A caustic yet humorous, sarcastic yet awesome, satirical yet special look into the mind of Tucker

A caustic yet humorous, sarcastic yet awesome, satirical yet ... special look into the mind of Tucker

Wednesday, April 13, 2011

What NOT to do When Trying to Impress a Woman

As I've said before, BYU is a place of love. A place of tender, tender love, and with the last day of classes rolling around, people are starting to get that "last chance" mentality. This is full of amusement for me and anyone who happens upon one of these "last confessions."


In fact, it's even more amusing when the man who desperately needs to confess his love accidentally sends the letter to the entire social dance class. Wait did I say accidentally? Oh, that was just the sane person inside of me. He KNOWINGLY sent an email that went out to the ENTIRE MOTHER-LOVING CLASS... You know what? I'll just let you read for yourself the email I received.

(name has been changed)

Hey Hanna, 

This is Doofus Mcgee from class. I know the majority of our class will get this email, but I felt like I have to say something. I know I should have just asked you in person, but I'm really acting out of desperation now because I didn't talk to you myself. But I am a bit of a sucker for brunettes... From the beginning of the semester and even until now, I've felt like you would be somebody I would really like to get to know better. I feel like such a goon for resorting to something like this, when usually I have no problem approaching girls. But what I'm trying to say is, you've had an impression on me and I feel like I want to explore it. However, since the time I asked you to dance with me for the Fox Trot, and you said you were already dancing with someone else, I thought that was my que to leave you alone. But the more I was around you, the more inclined I was to try something with you, but the doubt still remained. I like you.....thats what I'm trying to say. I didn't want to end the semester without telling you. Please respond and don't be afraid to tell me how it is. you can respond to me at DoofusMcgee30@hotmail.com or find me on facebook. I'm from West Jordan, Ut if that helps. Thanks

Doofus Mcgee



The scary part about this is he was SERIOUS. he was serious folks. (also, he's stupid. You can isolate who you send the email to via the class email list.... way to impress the ladies bro.) He tried to confess his love over email. This.... THIS IS A PROBLEM.

Like I said before, "FOOL! THIS IS NOT HOW YOU ROMANCE A WOMAN. ROMANCING A WOMAN ENTAILS MULTIPLE STRINGED INSTRUMENTS (quartets are nice, but ukuleles suffice) AND ALSO TENDER LOVE SONGS BY ELVIS. OR ARMI JA DANNY."

I have therefore decided that the men of BYU need romance lessons from me. 

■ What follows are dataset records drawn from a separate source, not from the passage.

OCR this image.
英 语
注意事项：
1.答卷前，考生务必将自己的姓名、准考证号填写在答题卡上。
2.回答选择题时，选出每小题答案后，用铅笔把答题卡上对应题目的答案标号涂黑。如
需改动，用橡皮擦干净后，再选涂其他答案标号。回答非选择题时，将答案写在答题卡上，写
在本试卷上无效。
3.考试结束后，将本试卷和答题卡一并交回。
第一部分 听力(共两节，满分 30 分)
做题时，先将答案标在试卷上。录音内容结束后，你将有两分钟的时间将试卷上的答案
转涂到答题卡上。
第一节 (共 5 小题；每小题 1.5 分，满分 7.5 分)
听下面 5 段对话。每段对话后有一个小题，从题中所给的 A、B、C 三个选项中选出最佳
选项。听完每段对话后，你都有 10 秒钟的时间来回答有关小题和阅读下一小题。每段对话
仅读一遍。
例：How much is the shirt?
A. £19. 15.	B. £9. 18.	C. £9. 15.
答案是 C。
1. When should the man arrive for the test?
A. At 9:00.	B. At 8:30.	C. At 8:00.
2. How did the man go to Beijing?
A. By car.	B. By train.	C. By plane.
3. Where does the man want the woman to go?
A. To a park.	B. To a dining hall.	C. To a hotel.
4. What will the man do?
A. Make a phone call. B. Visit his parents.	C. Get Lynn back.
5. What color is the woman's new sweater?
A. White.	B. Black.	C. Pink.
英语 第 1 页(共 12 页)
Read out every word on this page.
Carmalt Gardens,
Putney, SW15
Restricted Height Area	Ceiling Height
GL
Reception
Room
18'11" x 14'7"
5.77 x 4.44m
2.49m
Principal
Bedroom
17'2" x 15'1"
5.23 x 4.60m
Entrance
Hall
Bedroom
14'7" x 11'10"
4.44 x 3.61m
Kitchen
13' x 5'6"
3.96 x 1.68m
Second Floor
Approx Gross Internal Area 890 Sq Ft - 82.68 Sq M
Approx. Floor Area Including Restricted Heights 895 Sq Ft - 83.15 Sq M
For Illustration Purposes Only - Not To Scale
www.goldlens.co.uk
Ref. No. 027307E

(Hint: turtlenecks=seduction)

(Other hint: KIDDING)

Here's the deal brethren. Don't suck. In romance or other areas of life. If you get the urge to email your secret love about your tender feelings for her, don't. Text messaging is not any better. I can feel this evolving into a romance help session, and actually that would be a pretty hilarious post, so if you have any questions for me, by all means. Ask.

Really. 

Email: romanceproblemsolving@gmail.com

4 comments:

  1. Is that real? And he quoted Tangled so clumsily? Moment wasted.

    ReplyDelete
  2. At BYU-I we called the last week of finals 'booty week.' I love how he added, "I'm from West Jordan, Ut if that helps." It helps, but only in explaining his lack of social skills.

    ReplyDelete
  3. I honestly don't know what your talking about! This is actually the work of a subtle mastermind. Face to face contact is overrated! If I ask her out electronically it makes the whole thing much more efficient! I can be romantic while still powning noobs on Call of Duty. If i had it my way we would just call each other for our date! and then if she wants to she can come over and we can make out while i freaking dominate all those who dare stand in my way.
    -Dallin a.k.a. the lady killer-

    ReplyDelete
  4. It's a good thing you will return about the same time as "the lady killer' because I do eventually want grandchildren from him. You will have to set up a class when you get home!!